À la SADC d'Alma, dans les trois premiers mois du lock-out, le chiffre d'affaires a chuté de 20%. Inutile de dire que dans cette municipalité, on se réjouit de l'entente.
«On est très heureux! C'est espéré depuis plusieurs mois déjà. On ne vivait pas des moments difficiles, mais de l'inquiétude. Ça rend le commerce morose» explique Marc Racine, de la SADC.
Même son de cloche pour Marie-Claude Gagnon, vice-présidente de la Chambre de commerce d'Alma : «Le sentiment d'insécurité et d'inquiétude qui étaient relié à l'incertitude quant à la durée du conflit, là, c'est chose du passé.»
Malgré ce règlement, certains commerçants hésitent encore aujourd'hui à commenter. On veut éviter des frictions. Puisque ces six mois de lock-out ont été, oui, difficiles pour les affaires, mais difficiles aussi sur le climat dans la municipalité.
(Agence QMI)
Le conflit a laissé d'importantes cicatrices. Claude Patry, le député de Jonquière-Alma, ancien syndicaliste de l'usine RTA à Arvida, en sait quelque chose.
«Ça ne sera pas facile de rentrer au travail avec des cicatrices de même. Quand on se fait mettre dehors en plein 31 décembre et on revient après six mois. J'ai vu des travailleurs hier qui avaient encore une certaine rancune. Et c'est normal, faut passer par-dessus ça et il faut essayer de trouver des solutions et regarder vers l'avenir.»
Le président de la chambre de commerce du Saguenay, Éric Dufour, préfère aller de l'avant. «Je comprends qu'il y a beaucoup d'émotions, mais il faut passer à un autre niveau que l'étape des combats et des relations de force. J'ai confiance que ce soit un nouveau départ pour une culture qui soit plus une culture de communication.»
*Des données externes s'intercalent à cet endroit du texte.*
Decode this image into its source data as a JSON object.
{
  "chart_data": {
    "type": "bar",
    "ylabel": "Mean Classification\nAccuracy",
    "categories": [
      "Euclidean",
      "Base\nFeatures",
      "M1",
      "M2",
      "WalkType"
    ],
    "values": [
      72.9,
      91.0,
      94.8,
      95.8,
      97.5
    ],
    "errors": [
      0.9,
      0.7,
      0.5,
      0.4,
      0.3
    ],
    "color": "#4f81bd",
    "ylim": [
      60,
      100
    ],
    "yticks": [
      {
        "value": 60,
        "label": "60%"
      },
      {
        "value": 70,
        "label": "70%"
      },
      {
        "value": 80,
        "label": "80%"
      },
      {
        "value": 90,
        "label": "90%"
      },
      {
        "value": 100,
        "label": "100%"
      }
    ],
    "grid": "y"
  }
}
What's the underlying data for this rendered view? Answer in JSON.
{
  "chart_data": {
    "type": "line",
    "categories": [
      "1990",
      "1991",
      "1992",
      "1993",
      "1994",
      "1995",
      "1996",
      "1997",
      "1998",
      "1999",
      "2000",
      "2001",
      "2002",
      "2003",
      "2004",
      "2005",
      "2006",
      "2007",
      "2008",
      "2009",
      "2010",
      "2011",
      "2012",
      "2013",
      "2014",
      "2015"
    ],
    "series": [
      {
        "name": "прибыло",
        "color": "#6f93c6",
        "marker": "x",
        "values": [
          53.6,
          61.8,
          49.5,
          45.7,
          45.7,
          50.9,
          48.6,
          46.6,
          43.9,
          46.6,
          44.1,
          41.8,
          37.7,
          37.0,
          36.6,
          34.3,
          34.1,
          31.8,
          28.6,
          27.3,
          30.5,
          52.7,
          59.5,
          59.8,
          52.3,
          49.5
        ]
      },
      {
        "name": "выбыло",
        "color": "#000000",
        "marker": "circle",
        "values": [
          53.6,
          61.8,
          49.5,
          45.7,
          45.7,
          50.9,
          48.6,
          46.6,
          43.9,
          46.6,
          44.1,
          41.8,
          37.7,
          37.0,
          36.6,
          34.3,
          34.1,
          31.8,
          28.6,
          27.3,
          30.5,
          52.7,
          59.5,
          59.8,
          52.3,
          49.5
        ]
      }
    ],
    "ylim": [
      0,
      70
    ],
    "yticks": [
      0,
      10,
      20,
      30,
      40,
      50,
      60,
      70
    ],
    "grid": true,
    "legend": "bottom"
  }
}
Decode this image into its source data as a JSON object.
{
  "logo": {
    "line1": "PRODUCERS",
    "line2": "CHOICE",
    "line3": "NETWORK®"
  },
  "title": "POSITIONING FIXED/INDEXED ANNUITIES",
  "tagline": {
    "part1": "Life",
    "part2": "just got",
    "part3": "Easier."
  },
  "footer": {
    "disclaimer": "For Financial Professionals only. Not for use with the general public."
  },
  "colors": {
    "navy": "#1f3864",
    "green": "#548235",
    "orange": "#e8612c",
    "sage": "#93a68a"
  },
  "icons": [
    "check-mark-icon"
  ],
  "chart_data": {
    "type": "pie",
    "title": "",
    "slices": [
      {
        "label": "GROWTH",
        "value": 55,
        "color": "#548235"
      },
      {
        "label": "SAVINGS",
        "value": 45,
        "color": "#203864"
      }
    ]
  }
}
Le maire d'Alma, lui, mise déjà sur l'agrandissement de l'usine, la phase deux attendue depuis longtemps. «Et le retour bien entendu de la paix sociale, c'est bien important, ça fait partie d'ailleurs des critères pour investir des sommes aussi importantes qu'un milliard de dollars,» juge Marc Asselin, le maire d'Alma.
«On est une région où la grande entreprise nous a aidés à bâtir l'économie de l'endroit. On est drôlement content qu'il y ait eu une entente là-dedans et puis j'espère que ça sera une paix à très long terme.» estime Denis Lebel, le député conservateur de Roberval.
Déjà depuis quelque temps, des cadres de RTA à Alma auraient été formés, justement pour mieux faire face aux frictions qui pourraient survenir lors du retour au travail.